Gibt es für Sie schon einen Plan für die nächsten 50 Jahre?
JB • Ausgehend von der Warteliste wäre ich bis zur Pensionierung bestens ausgebucht. Fakt ist aber, dass wir ganz exakt planen werden. Das läuft ohne Intervention, aber unter Berücksichtigung gewisser Parameter. Es ist vom Vorteil ein umfassendes Oeuvre zu haben, da sprechen wir von etwa 400 Werken. 120 kommen in die engere Auswahl und 60 sind letztlich in der Ausstellung zu sehn. Gibt es Kataloge? Wo wurde vorher ausgestellt? Unsere Aufgabe ist es auch immer, das gesamte Werk zu betrachten.
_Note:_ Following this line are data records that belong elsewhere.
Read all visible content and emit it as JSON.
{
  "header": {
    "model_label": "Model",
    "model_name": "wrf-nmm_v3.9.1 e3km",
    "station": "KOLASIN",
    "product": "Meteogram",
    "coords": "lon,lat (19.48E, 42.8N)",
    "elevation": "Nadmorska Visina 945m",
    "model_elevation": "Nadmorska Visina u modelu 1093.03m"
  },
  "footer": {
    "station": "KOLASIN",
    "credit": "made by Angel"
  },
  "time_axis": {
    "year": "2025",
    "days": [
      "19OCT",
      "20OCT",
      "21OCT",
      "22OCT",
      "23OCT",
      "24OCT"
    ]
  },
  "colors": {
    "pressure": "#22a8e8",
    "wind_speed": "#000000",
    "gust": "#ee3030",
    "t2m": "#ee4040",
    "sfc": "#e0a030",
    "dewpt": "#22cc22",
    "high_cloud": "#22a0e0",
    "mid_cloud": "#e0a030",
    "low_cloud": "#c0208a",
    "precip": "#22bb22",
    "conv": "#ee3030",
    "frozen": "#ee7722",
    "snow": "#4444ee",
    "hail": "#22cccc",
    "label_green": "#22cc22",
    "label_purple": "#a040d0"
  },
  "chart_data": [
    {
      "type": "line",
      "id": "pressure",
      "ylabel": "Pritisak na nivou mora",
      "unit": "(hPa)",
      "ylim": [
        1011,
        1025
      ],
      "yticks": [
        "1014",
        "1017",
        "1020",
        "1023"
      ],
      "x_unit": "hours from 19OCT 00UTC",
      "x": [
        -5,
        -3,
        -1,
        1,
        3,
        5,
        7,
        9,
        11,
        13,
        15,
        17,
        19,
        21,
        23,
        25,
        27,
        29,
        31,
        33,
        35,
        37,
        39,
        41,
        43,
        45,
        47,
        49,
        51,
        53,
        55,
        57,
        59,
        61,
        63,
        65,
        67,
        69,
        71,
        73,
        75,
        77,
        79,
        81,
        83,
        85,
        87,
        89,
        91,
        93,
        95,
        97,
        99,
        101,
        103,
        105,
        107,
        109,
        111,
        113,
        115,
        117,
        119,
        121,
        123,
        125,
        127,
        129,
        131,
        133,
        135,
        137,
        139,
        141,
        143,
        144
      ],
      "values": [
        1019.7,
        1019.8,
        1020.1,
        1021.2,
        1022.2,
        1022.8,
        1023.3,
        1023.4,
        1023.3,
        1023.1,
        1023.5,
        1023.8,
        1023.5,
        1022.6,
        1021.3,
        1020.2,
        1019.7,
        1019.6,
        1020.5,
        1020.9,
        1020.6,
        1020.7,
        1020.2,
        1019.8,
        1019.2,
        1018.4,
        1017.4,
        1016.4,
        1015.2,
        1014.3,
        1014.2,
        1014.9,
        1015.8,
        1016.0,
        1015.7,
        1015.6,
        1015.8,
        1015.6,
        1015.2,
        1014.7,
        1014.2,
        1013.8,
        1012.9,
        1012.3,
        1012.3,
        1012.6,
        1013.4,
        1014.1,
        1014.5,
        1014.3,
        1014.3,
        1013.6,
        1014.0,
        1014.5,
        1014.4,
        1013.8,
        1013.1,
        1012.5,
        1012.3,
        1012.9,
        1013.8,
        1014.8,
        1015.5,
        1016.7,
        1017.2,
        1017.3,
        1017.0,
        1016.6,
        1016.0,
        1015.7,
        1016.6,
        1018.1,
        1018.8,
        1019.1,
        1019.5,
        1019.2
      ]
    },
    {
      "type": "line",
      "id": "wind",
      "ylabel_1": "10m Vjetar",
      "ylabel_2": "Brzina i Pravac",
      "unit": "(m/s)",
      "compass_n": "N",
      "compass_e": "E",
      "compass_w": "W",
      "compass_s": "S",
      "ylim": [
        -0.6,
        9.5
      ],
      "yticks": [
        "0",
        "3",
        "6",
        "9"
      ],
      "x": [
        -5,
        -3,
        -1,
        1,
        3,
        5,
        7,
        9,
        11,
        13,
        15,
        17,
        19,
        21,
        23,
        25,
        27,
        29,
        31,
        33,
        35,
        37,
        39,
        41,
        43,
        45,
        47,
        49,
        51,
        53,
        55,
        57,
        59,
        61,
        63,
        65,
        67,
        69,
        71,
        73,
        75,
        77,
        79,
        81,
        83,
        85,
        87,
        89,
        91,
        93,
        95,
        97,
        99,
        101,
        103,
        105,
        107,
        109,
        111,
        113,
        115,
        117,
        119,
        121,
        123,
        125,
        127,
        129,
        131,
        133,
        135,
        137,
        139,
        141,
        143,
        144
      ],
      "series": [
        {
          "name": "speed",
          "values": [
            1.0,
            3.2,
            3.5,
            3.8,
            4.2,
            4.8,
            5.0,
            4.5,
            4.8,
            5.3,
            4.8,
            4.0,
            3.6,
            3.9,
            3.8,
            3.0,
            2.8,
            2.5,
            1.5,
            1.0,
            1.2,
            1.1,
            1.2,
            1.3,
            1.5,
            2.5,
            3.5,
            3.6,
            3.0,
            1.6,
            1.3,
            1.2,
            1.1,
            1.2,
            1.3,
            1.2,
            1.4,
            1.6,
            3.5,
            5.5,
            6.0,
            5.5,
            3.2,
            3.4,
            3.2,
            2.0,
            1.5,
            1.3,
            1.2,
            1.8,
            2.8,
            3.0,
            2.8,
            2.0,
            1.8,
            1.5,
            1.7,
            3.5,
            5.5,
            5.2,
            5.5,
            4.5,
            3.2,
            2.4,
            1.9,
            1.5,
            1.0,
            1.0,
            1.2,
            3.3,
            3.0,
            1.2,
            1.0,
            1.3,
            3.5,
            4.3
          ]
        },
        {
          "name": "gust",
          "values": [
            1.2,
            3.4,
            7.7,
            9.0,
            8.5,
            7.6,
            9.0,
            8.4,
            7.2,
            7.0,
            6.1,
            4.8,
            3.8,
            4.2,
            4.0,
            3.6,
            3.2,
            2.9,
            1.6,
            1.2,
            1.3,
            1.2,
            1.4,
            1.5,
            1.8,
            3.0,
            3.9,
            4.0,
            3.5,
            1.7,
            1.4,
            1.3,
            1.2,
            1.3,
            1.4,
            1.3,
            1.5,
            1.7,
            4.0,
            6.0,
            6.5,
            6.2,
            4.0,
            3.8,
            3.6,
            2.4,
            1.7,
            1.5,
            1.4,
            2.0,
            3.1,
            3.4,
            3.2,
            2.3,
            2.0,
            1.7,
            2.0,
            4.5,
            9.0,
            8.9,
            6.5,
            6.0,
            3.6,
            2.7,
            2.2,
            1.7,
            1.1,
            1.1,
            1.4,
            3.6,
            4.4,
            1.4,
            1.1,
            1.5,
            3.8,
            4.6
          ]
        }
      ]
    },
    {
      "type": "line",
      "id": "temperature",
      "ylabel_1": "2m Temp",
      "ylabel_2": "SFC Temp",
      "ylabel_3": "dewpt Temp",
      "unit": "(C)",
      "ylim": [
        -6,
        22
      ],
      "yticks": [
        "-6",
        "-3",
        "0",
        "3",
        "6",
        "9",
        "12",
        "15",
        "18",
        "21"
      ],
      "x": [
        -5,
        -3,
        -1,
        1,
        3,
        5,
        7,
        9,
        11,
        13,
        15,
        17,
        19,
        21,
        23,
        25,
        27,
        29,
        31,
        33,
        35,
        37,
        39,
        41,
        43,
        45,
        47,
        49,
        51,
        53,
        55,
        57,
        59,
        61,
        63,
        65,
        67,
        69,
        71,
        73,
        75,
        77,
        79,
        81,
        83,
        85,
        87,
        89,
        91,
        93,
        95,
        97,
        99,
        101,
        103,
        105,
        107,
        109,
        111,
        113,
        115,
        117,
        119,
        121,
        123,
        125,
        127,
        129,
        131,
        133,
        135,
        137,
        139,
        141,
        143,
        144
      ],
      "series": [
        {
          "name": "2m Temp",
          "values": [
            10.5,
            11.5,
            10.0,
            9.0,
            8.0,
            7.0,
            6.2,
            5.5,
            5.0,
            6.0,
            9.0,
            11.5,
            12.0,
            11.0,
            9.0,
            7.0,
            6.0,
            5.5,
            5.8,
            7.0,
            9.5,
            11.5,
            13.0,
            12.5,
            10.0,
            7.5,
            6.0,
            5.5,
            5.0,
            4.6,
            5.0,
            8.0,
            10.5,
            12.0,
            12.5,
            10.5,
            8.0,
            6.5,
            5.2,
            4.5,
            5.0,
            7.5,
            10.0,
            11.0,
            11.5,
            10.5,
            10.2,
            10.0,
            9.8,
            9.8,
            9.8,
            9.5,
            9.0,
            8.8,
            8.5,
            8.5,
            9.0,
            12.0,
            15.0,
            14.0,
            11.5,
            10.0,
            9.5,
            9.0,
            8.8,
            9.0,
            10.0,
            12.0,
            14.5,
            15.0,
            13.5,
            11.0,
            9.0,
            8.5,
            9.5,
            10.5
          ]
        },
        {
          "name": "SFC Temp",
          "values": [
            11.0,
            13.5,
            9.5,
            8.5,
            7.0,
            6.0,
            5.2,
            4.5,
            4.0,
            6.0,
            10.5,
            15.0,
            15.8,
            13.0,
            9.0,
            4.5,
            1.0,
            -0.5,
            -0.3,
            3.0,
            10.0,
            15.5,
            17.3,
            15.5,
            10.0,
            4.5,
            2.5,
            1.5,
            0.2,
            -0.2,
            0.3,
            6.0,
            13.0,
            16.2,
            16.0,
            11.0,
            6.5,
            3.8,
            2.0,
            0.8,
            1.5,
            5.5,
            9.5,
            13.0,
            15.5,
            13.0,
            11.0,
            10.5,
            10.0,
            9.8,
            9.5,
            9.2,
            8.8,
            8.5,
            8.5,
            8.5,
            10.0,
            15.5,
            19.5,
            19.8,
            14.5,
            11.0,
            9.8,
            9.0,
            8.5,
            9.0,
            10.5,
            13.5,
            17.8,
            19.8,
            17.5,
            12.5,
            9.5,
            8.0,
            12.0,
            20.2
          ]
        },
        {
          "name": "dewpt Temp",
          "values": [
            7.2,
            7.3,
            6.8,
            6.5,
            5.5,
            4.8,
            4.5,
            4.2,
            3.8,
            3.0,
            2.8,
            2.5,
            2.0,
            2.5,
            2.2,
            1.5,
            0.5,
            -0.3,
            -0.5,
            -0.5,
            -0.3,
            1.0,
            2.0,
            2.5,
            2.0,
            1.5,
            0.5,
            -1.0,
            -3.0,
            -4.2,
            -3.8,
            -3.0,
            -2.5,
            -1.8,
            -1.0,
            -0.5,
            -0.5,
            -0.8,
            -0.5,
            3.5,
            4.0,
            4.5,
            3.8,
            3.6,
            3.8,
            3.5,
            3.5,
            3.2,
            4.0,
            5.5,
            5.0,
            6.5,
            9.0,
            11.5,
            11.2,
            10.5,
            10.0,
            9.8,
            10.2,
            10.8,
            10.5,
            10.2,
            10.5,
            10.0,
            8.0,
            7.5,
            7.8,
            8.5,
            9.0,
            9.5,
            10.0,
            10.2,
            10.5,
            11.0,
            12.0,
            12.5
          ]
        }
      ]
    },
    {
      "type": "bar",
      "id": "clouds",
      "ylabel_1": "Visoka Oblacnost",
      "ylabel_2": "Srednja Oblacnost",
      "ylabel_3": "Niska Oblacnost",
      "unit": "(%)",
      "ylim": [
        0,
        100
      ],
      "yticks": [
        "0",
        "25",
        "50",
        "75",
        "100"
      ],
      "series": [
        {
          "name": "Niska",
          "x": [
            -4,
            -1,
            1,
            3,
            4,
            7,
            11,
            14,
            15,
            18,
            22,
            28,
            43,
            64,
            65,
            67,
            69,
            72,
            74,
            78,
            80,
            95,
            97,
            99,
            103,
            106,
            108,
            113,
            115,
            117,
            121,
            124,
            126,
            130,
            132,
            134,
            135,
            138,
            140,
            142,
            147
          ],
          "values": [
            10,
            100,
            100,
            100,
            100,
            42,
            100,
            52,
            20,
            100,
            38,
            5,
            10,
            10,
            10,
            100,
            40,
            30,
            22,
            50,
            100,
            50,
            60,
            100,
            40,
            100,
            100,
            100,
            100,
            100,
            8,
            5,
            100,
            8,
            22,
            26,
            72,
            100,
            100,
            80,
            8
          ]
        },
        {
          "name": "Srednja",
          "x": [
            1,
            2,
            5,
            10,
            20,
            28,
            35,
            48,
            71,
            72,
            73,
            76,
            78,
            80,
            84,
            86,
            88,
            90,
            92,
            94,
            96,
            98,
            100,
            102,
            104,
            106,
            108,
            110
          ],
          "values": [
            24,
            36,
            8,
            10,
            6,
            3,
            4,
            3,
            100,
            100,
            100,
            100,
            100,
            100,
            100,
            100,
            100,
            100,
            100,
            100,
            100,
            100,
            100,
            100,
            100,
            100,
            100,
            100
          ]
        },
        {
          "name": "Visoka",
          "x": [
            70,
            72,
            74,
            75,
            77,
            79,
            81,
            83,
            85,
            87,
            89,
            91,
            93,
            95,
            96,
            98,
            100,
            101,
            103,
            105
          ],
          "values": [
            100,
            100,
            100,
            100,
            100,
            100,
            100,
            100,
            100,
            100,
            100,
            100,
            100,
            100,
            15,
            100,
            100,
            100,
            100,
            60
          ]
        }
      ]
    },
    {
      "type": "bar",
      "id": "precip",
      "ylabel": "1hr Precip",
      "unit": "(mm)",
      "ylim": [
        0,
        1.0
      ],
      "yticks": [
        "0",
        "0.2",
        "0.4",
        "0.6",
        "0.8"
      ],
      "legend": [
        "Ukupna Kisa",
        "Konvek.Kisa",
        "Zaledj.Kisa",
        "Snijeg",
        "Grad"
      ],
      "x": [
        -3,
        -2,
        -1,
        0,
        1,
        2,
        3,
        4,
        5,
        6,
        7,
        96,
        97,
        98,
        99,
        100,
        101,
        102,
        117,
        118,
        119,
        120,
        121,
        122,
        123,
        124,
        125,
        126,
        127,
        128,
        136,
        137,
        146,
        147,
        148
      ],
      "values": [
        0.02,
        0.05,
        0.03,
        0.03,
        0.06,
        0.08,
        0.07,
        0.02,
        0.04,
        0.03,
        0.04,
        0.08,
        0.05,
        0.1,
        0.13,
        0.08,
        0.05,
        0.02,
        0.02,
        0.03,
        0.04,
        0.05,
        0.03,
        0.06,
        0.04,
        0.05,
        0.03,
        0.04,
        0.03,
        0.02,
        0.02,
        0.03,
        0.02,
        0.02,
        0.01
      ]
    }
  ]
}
Da wollen wir auch keine falschen Erwartungen schüren.

„Uns geht es nicht darum, Provisionen zu kassieren, sondern darum, dass jährlich 73.000 Besucher Kunst und Kultur erleben können.“ Johann Baumgartner beim Interview vor einem Bild von Hermann Nitsch.

Gibt es abseits der Ausstellungen noch andere Visionen für die Zukunft?
JB • Auf alle Fälle wollen wir den Literaturbereich forcieren. Es gibt in der Steiermark eine großartige Szene an jungen Literaten, die wir vor den Vorhang holen wollen. Zudem wollen wir einen Schwerpunkt im Jazz setzen und planen eine Kooperation mit dem Konservatorium. Dahingehend ist auch eine Kombination aus Literatur und Jazz angedacht. Gleichzeitig bieten wir der Popularmusik und Volksmusik eine Bühne. Die Trachtenkapelle Graz-Wetzelsdorf probt regelmäßig bei uns und auch der Hackbrett-Wettbewerb ist ein wichtiger Bestandteil. Weil wir eben ein offenes Haus sind. Mit tiefen Wurzeln.